If you are a flight instructor, then you already know how to fly the airplane, helicopter, or whatever, and now you have to show others how to do it. Here are some resources that you may use with your students -- particularly when you are trying to improve their pilot judgment.
Australian Civil Aviation Safety Authority Advisory Publication 59.1 - This publication was designed to provide practical guidance on how to teach and assess single pilot human factors (HF) and threat and error management (TEM).
Judgment Training for Instructors & Judgment Training for Student Pilots -- These two manuals were produced as part of a cooperative effort between the FAA, Transport Canada, and the General Aviation Manufacturers Association. Lots of good ideas on how to teach and assess judgment. There is also a Pilot Judgment Evaluation form that may have been part of that effort. All of the other manuals produced by the FAA that dealt with Aeronautical Decision Making are also available here.

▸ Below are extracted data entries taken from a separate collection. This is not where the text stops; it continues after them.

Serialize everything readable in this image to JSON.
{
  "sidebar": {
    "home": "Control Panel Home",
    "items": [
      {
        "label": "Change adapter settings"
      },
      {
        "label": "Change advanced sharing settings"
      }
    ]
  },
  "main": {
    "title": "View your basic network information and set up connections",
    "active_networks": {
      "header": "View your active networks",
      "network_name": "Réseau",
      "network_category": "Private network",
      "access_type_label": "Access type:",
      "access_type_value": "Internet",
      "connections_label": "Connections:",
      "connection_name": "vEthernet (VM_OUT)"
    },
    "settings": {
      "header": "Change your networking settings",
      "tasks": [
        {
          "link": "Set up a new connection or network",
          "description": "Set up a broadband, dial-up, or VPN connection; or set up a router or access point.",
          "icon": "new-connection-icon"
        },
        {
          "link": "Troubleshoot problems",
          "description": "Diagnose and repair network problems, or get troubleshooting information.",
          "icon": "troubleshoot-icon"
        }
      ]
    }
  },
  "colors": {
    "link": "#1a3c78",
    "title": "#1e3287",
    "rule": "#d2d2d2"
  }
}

Teaching about weather. These are the responses from a a group of Certified Flight Instructors who took part in an FAA-sponsored survey. The instructors were asked to describe: (a) Ways in which they taught weather-related decision-making to their primary student pilots. (b) Ways in which they assessed the weather-related decision-making of their primary student pilots. You may find their approaches to those two instructional problems enlightening. (Here is the complete report on the CFI survey.)

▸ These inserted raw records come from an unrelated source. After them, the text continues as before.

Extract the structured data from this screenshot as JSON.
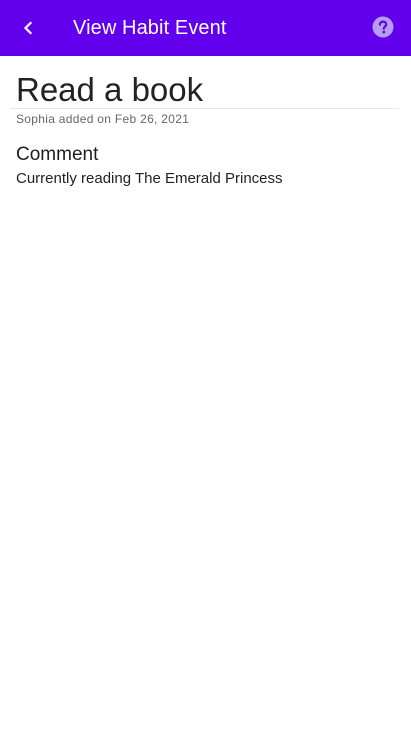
{
  "app_bar": {
    "title": "View Habit Event",
    "back_icon": "chevron-left-icon",
    "help_icon": "help-circle-icon",
    "background_color": "#6200ee",
    "help_icon_color": "#b59df0"
  },
  "event": {
    "title": "Read a book",
    "added_by_line": "Sophia added on Feb 26, 2021",
    "comment_label": "Comment",
    "comment_text": "Currently reading The Emerald Princess"
  }
}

Pre-flight risk Assessment This is a form that you may use with your students to help them evaluate the risks before a flight. Feel free to add or modify the form to make it more useful. Think of it as a starting point for a discussion of the flying risks and what the student can do to manage them.

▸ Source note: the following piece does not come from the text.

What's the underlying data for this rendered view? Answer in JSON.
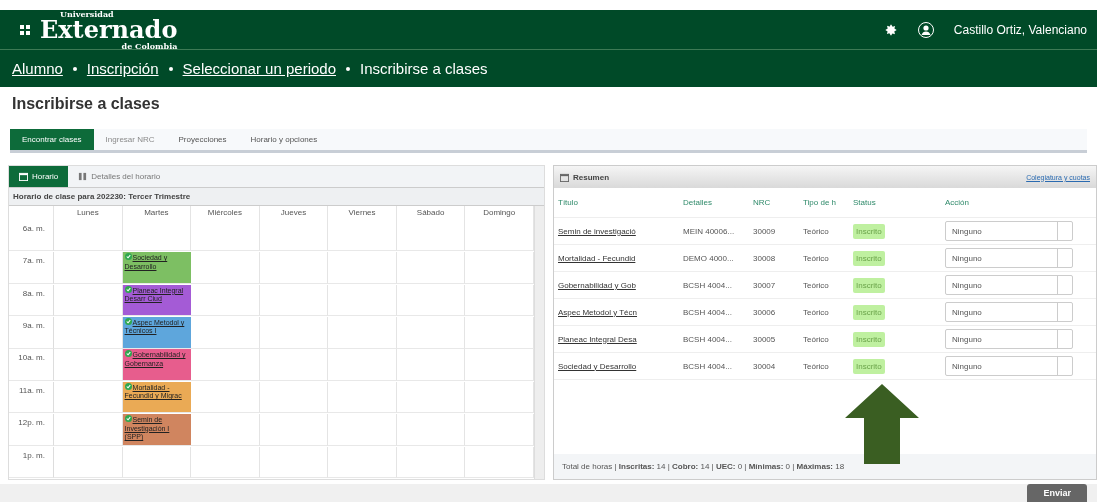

Teaching and evaluating pilot judgment. Here are some ideas on how to conduct a standardized Biennial Flight Review (BFR) based upon a multi-year research program to assess objectively the skill retention levels of pilots. It includes guidance for Certificated Flight Instructors (CFIs) on the selection of specific maneuvers to be performed based upon pilot characteristics such as total and recent experience, ordering of maneuvers, standardized grading procedures based upon the FAA practical test standards, and procedures for the assessment of pilot judgment. It addresses both ground and in-flight assessment.
In years past, the FAA maintained an extensive collection of PowerPoint presentations, available for download by the public. Unfortunately, those presentations no longer seem to be available anywhere on the FAA web site. Luckily, I copied all the presentations before they disappeared, so you can access and download them from here.
In addition, I have found a large number of PowerPoint presentations created by NASA and other organizations. Some are great and some are not. But, if you need to give a class or just get smart about anything from METAR/TAF to ditching your aircraft, this would be a good place to start.